When you are in the process of closing on your home loan, you will have the opportunity within roughly 30 days of closing to do a mortgage rate lock. There are several important reasons to lock your mortgage rate when buying a home or refinancing your current mortgage:
#1 It Protects You Against Inflation
A mortgage rate lock provides protection from the interest rate going up on your loan before you close. This interest rate lock ensures that your mortgage lender, banker or broker must offer you a specific combination of rate and points.
For those who are paying points for a lower overall rate, a point is a fee that equals one percent of the loan. So, one point on a $200,000 loan is $2,000.
Once the rate is locked in – often for 30 to 60 days – the borrower will still get that rate even if the market rates go up. However, note that if rates drop after you lock in, you probably won’t be able to get the lower rate. If you felt strongly you could request that your loan officer “floats” that rate in case the interest rates fall during your loan process. Of course this is risky because they could rise during the process as well and then your monthly mortgage payment would be higher.
#2 Makes Buying Home Easier in Rising Rate Market
Before rate locks, it was possible to have a loan just about ready to close, but rates spiked due to economic conditions. This caused many home loans to fall through; if rates go up, payments go up on mortgages, and not every buyer will want or will be able to qualify for the higher payment.
When mortgage rates are rising, having a 30 day or 60 day rate lock still allows most people to buy their home. Pricing on home loans fluctuates so check refinance rates today.
#3 It’s ‘Free’
Well, nothing is REALLY free, but there is no charge on the closing statement for your rate lock. In reality, the length of your rate lock will affect your interest rate. If you get a short, 15 day lock, you might pay only 1/8 of a point on your mortgage. But if it is a 60 day lock, you could have a full ½ added to your rate.
#4 Locks Can Be Extended
If you have ever done a mortgage loan before, you know that things can and do go wrong. Even if the loan eventually goes through, there could be a delay that extends closing past the rate lock period.
In that case, the rate lock period can be extended, but you may end up having to pay a slightly higher rate.
#5 Rate Lock Ensures Smooth Closing
When you are a few days from closing, locking in the rate makes it much more likely that the loan will close and fund on time. Many experts advise that you have a week between the lock and closing.
The rate should be locked in for a week or so as well because the lender needs to do the closing package, which includes all of the required disclosures and loan documents.
If the rate were floating the day before the closing, the rate could go up, and all of that paperwork must be redone per federal law. And that could delay your closing for another week or more, when rates could rise again.
#6 Peace of Mind
It really all comes down to peace of mind. Getting a mortgage and submitting all of that paperwork is stressful, especially if you really want that particular house. If a loan gets delayed, people can lose their dream home and have to find another one.
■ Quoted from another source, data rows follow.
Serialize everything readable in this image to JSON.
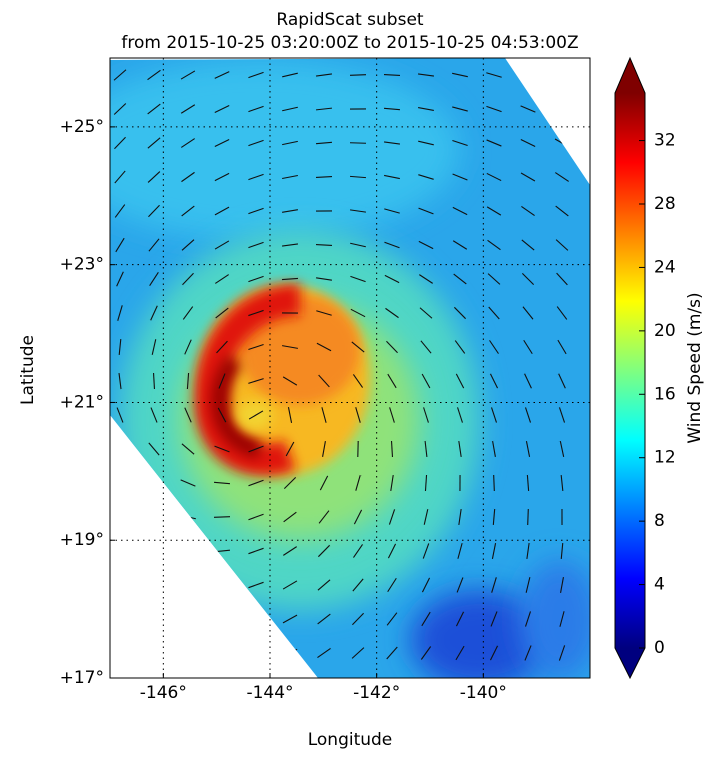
{
  "chart_data": {
    "type": "heatmap",
    "title": "RapidScat subset",
    "subtitle": "from 2015-10-25 03:20:00Z to 2015-10-25 04:53:00Z",
    "x_label": "Longitude",
    "y_label": "Latitude",
    "xlim": [
      -147,
      -138
    ],
    "ylim": [
      17,
      26
    ],
    "xticks": [
      {
        "value": -146,
        "label": "-146°"
      },
      {
        "value": -144,
        "label": "-144°"
      },
      {
        "value": -142,
        "label": "-142°"
      },
      {
        "value": -140,
        "label": "-140°"
      }
    ],
    "yticks": [
      {
        "value": 17,
        "label": "+17°"
      },
      {
        "value": 19,
        "label": "+19°"
      },
      {
        "value": 21,
        "label": "+21°"
      },
      {
        "value": 23,
        "label": "+23°"
      },
      {
        "value": 25,
        "label": "+25°"
      }
    ],
    "grid": true,
    "colorbar": {
      "label": "Wind Speed (m/s)",
      "lim": [
        0,
        35
      ],
      "ticks": [
        0,
        4,
        8,
        12,
        16,
        20,
        24,
        28,
        32
      ]
    }
  }
}
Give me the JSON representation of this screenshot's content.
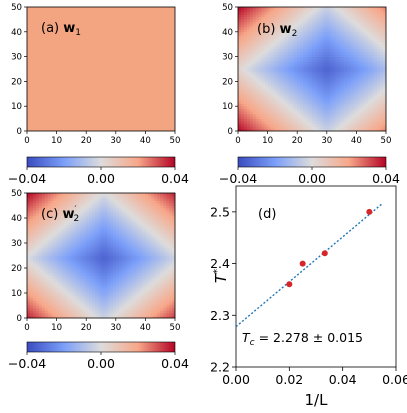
{
  "chart_data": [
    {
      "type": "heatmap",
      "panel": "(a)",
      "label_prefix": "(a)",
      "label_var": "w",
      "label_sub": "1",
      "label_prime": "",
      "x_ticks": [
        "0",
        "10",
        "20",
        "30",
        "40",
        "50"
      ],
      "y_ticks": [
        "0",
        "10",
        "20",
        "30",
        "40",
        "50"
      ],
      "xlim": [
        0,
        50
      ],
      "ylim": [
        0,
        50
      ],
      "pattern": "uniform",
      "uniform_value": 0.011,
      "colorbar": false
    },
    {
      "type": "heatmap",
      "panel": "(b)",
      "label_prefix": "(b)",
      "label_var": "w",
      "label_sub": "2",
      "label_prime": "",
      "x_ticks": [
        "0",
        "10",
        "20",
        "30",
        "40",
        "50"
      ],
      "y_ticks": [
        "0",
        "10",
        "20",
        "30",
        "40",
        "50"
      ],
      "xlim": [
        0,
        50
      ],
      "ylim": [
        0,
        50
      ],
      "pattern": "diamond",
      "center": [
        30,
        25
      ],
      "min_value": -0.034,
      "corner_value": 0.04,
      "colorbar": {
        "ticks": [
          "−0.04",
          "0.00",
          "0.04"
        ],
        "range": [
          -0.04,
          0.04
        ]
      }
    },
    {
      "type": "heatmap",
      "panel": "(c)",
      "label_prefix": "(c)",
      "label_var": "w",
      "label_sub": "2",
      "label_prime": "′",
      "x_ticks": [
        "0",
        "10",
        "20",
        "30",
        "40",
        "50"
      ],
      "y_ticks": [
        "0",
        "10",
        "20",
        "30",
        "40",
        "50"
      ],
      "xlim": [
        0,
        50
      ],
      "ylim": [
        0,
        50
      ],
      "pattern": "diamond",
      "center": [
        26,
        24
      ],
      "min_value": -0.034,
      "corner_value": 0.04,
      "colorbar": {
        "ticks": [
          "−0.04",
          "0.00",
          "0.04"
        ],
        "range": [
          -0.04,
          0.04
        ]
      }
    },
    {
      "type": "scatter",
      "panel": "(d)",
      "label": "(d)",
      "xlabel": "1/L",
      "ylabel_var": "T",
      "ylabel_sup": "*",
      "x_ticks": [
        "0.00",
        "0.02",
        "0.04",
        "0.06"
      ],
      "y_ticks": [
        "2.2",
        "2.3",
        "2.4",
        "2.5"
      ],
      "xlim": [
        0,
        0.06
      ],
      "ylim": [
        2.2,
        2.55
      ],
      "points": [
        {
          "x": 0.02,
          "y": 2.36
        },
        {
          "x": 0.025,
          "y": 2.4
        },
        {
          "x": 0.0333,
          "y": 2.42
        },
        {
          "x": 0.05,
          "y": 2.5
        }
      ],
      "fit_line": {
        "x": [
          0,
          0.055
        ],
        "y": [
          2.278,
          2.5166
        ]
      },
      "annotation_var": "T",
      "annotation_sub": "c",
      "annotation_value": " = 2.278 ± 0.015",
      "point_color": "#d62728",
      "line_color": "#1f77b4"
    }
  ]
}
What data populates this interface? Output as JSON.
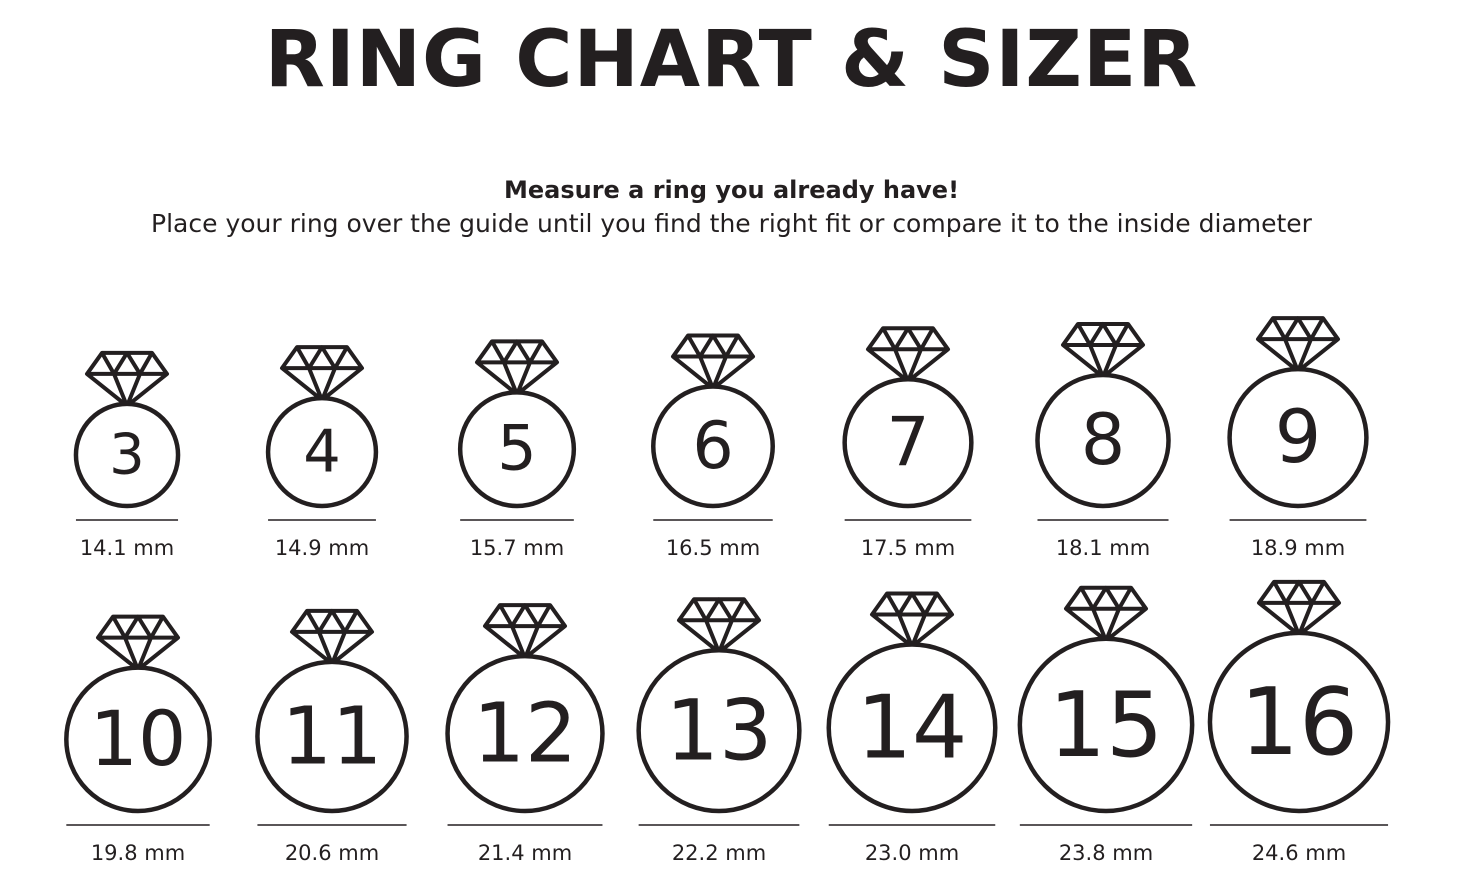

Whether it’s a conventional, FHA, non-prime or no money-down mortgage, locking the rate is a safe bet.
A rate lock at least assures you that the rate will not change before closing, which makes it more likely that the closing will happen on time.
That peace of mind is easily worth the slightly higher rate that you are paying for the rate lock.
Here is the Bottom Line with Rate Locks
Virtually every mortgage loan officer will recommend that you do a rate lock on your mortgage rate at least a week before closing. Many others will advise you to pay a higher rate or more points for a 30 or 60 day rate lock.
How long of a rate lock to get depends upon market conditions and your personal risk tolerance. If you are in a period of clearly falling or steady interest rates, you can possibly justify letting the rate float closer to closing.
But if rates are generally headed up, it is a smart idea to not risk it and to lock it in for at least 30 days before closing.
There are far too many loan deals that have been scuttled because the interest rate went up too much. In such cases, either the buyer did not want to pay the higher mortgage payment. Or, the mortgage loan underwriter said that the borrower cannot qualify for the higher payment.
Either way, it is a difficult situation that is best avoided. Locking in the rate will give you the best chance that the closing will happen, and you will be in your dream home.